JOH: Are you referring to figures like Freud and Levi-Strauss or to the class of intellectuals as a whole?

MF: No, I’m not aiming at anyone in particular. I’m simply pointing out that if you look for studies by sociologists or anthropologists of the 19th century on incest you won’t find any. Sure, there were some scattered medical reports and the like, but the practice of incest didn’t really seem to pose a problem at the time.

It is perhaps true that in intellectual circles these things are talked about more openly but that is not necessarily a sign of greater tolerance. Sometimes it means the reverse. I remember ten or fifteen years ago, when I used to socialize within the bourgeois milieu, that it was rare indeed for an evening to go by without some discussion of homosexuality and pederasty—usually even before dessert. But these same people who spoke so openly about these matters were not likely to tolerate their sons being pederasts.

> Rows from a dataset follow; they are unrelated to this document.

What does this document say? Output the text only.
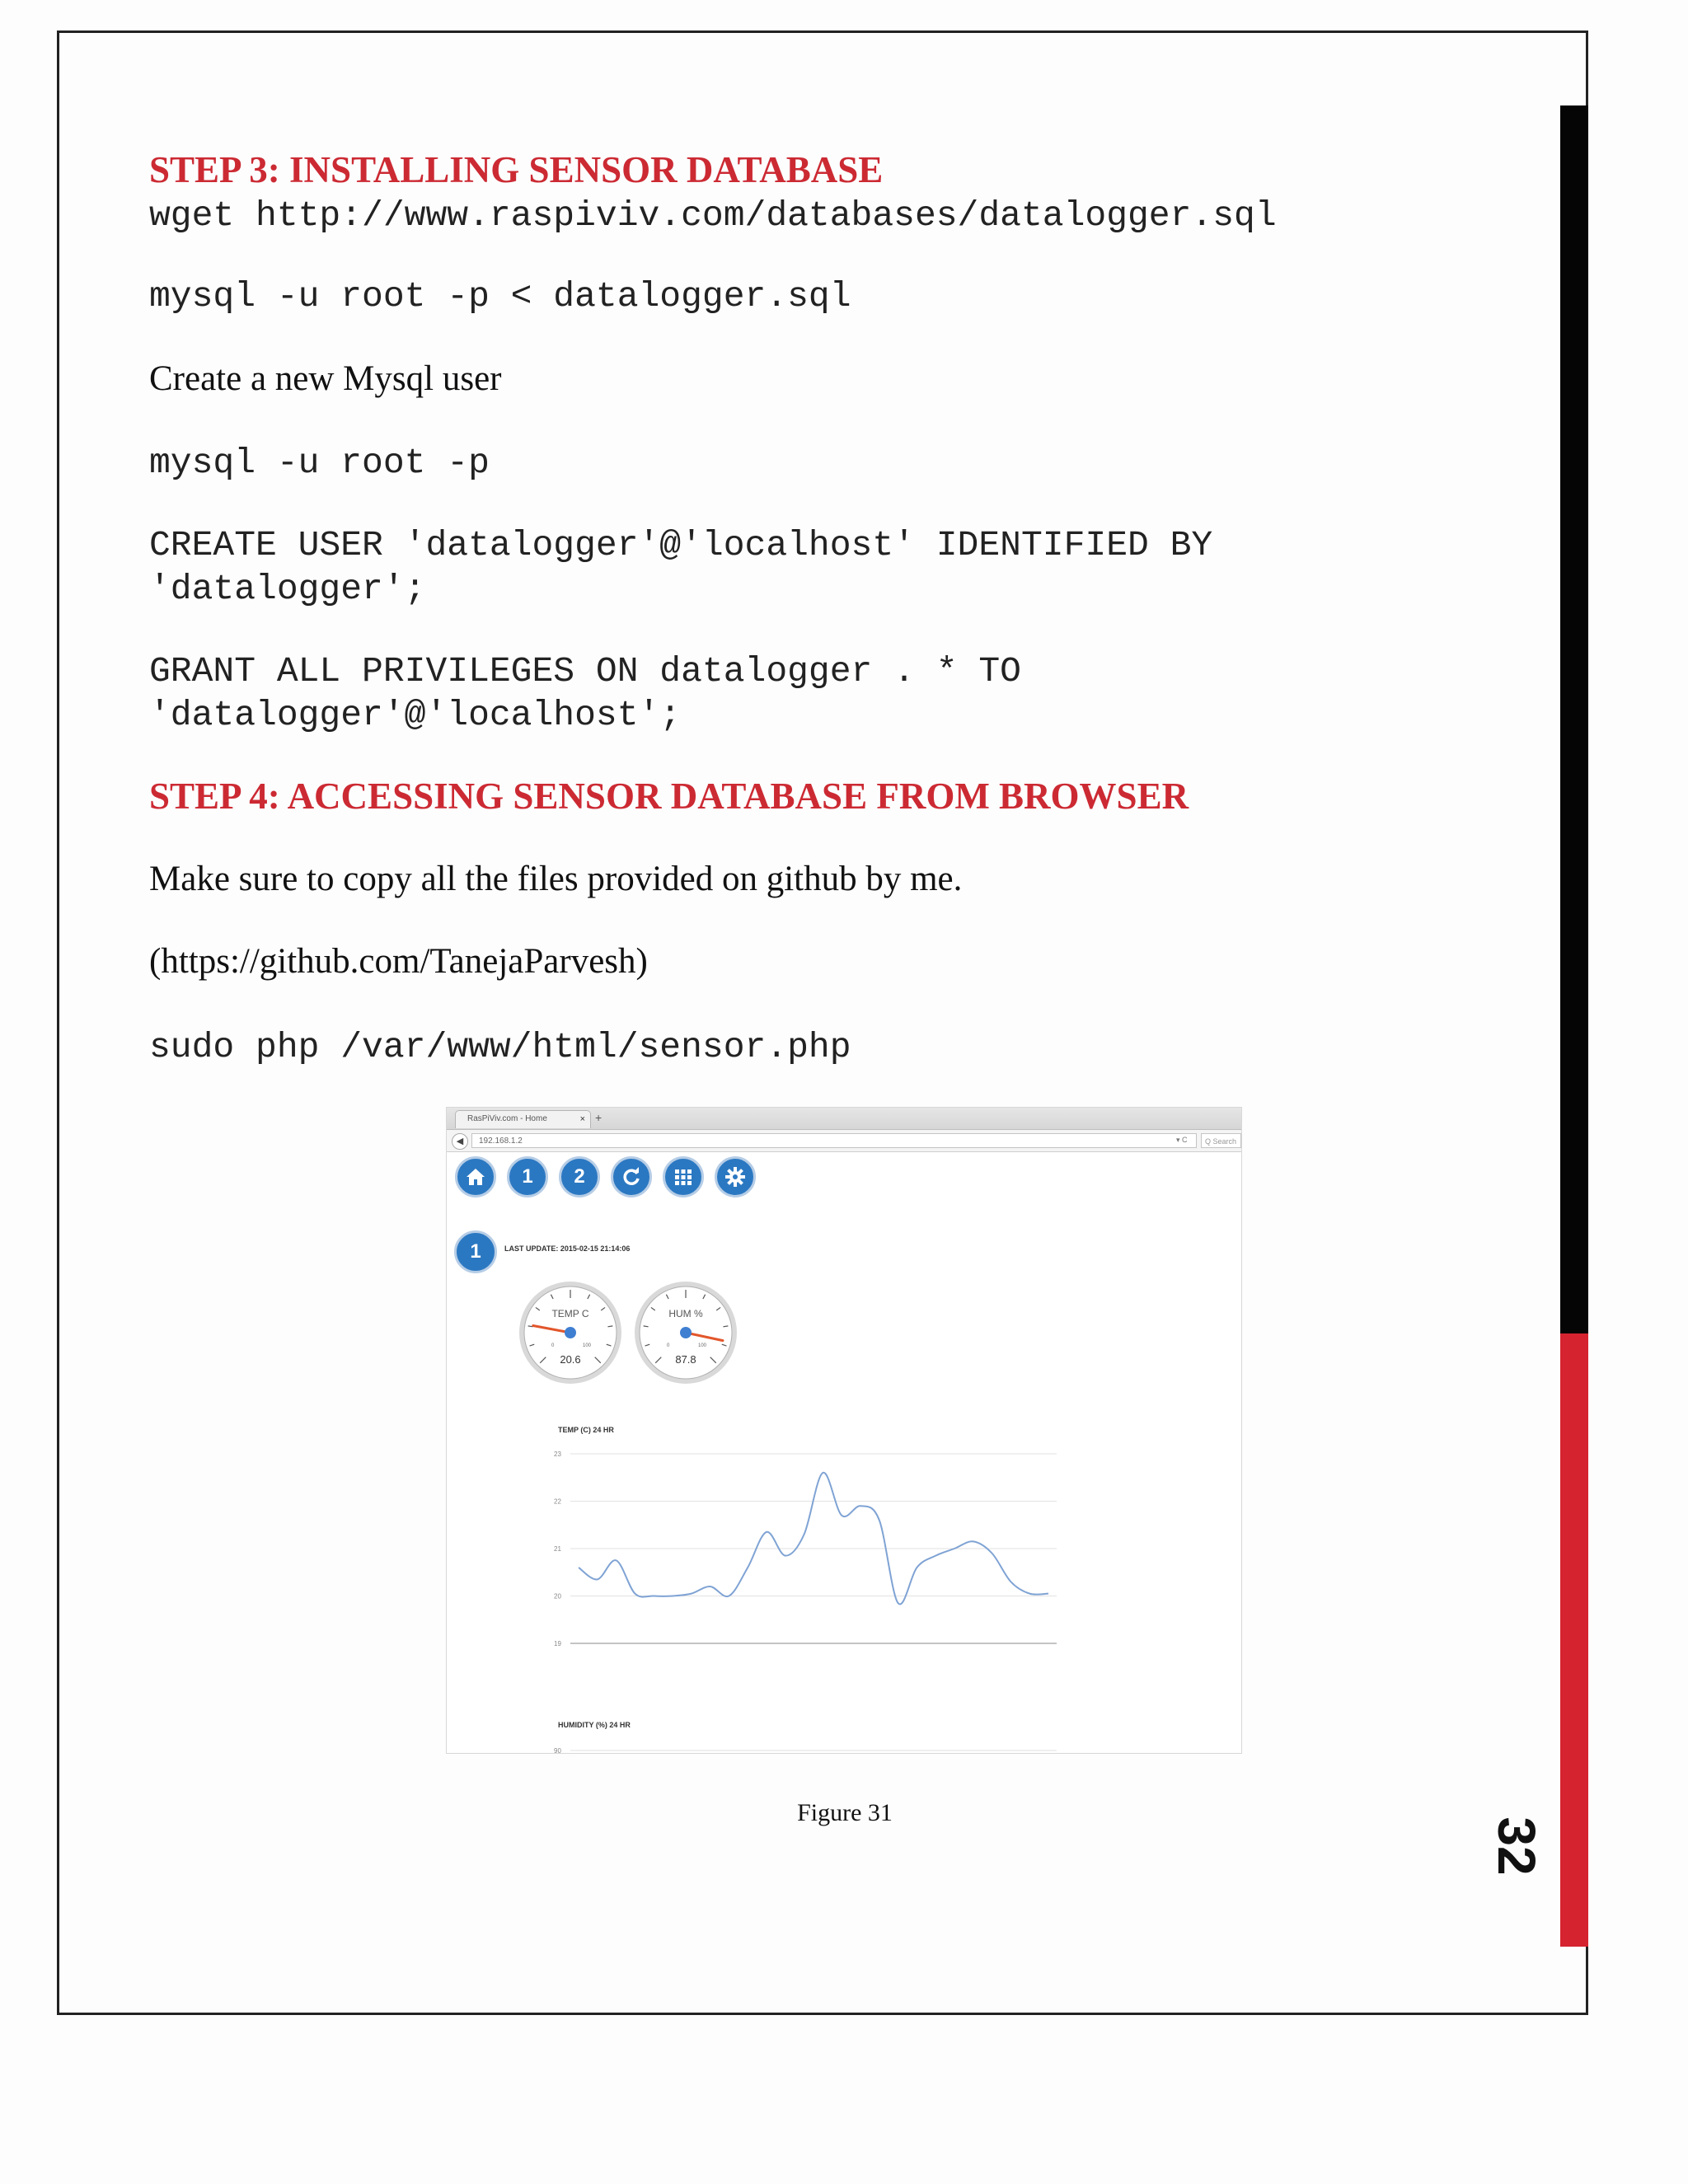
32
STEP 3: INSTALLING SENSOR DATABASE
wget http://www.raspiviv.com/databases/datalogger.sql
mysql -u root -p < datalogger.sql
Create a new Mysql user
mysql -u root -p
CREATE USER 'datalogger'@'localhost' IDENTIFIED BY
'datalogger';
GRANT ALL PRIVILEGES ON datalogger . * TO
'datalogger'@'localhost';
STEP 4: ACCESSING SENSOR DATABASE FROM BROWSER
Make sure to copy all the files provided on github by me.
(https://github.com/TanejaParvesh)
sudo php /var/www/html/sensor.php
RasPiViv.com - Home	× +
◀	192.168.1.2	▾ C	Q Search
1	2
1	LAST UPDATE: 2015-02-15 21:14:06
TEMP C
0	100
20.6
HUM %
0	100
87.8
TEMP (C) 24 HR
23
22
21
20
19
HUMIDITY (%) 24 HR
90
Figure 31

As for prescribing the direction rational discourse on sex should take, I prefer not to legislate such matters. For one thing, the expression ‘intellectual discourse on sex’ is too vague. There are very stupid things said by sociologists, sexologists, psychiatrists, doctors and moralists and there are very intelligent things said by members of those same professions. I don’t think it’s a question of intellectual discourse on sex but a question of asinine discourse and intelligent discourse.

JOH: And I take it that you have lately found a number of works that are moving in the right direction?

MF: More, certainly, than I had any reason to expect I would some years ago. But the situation on the whole is still less than encouraging.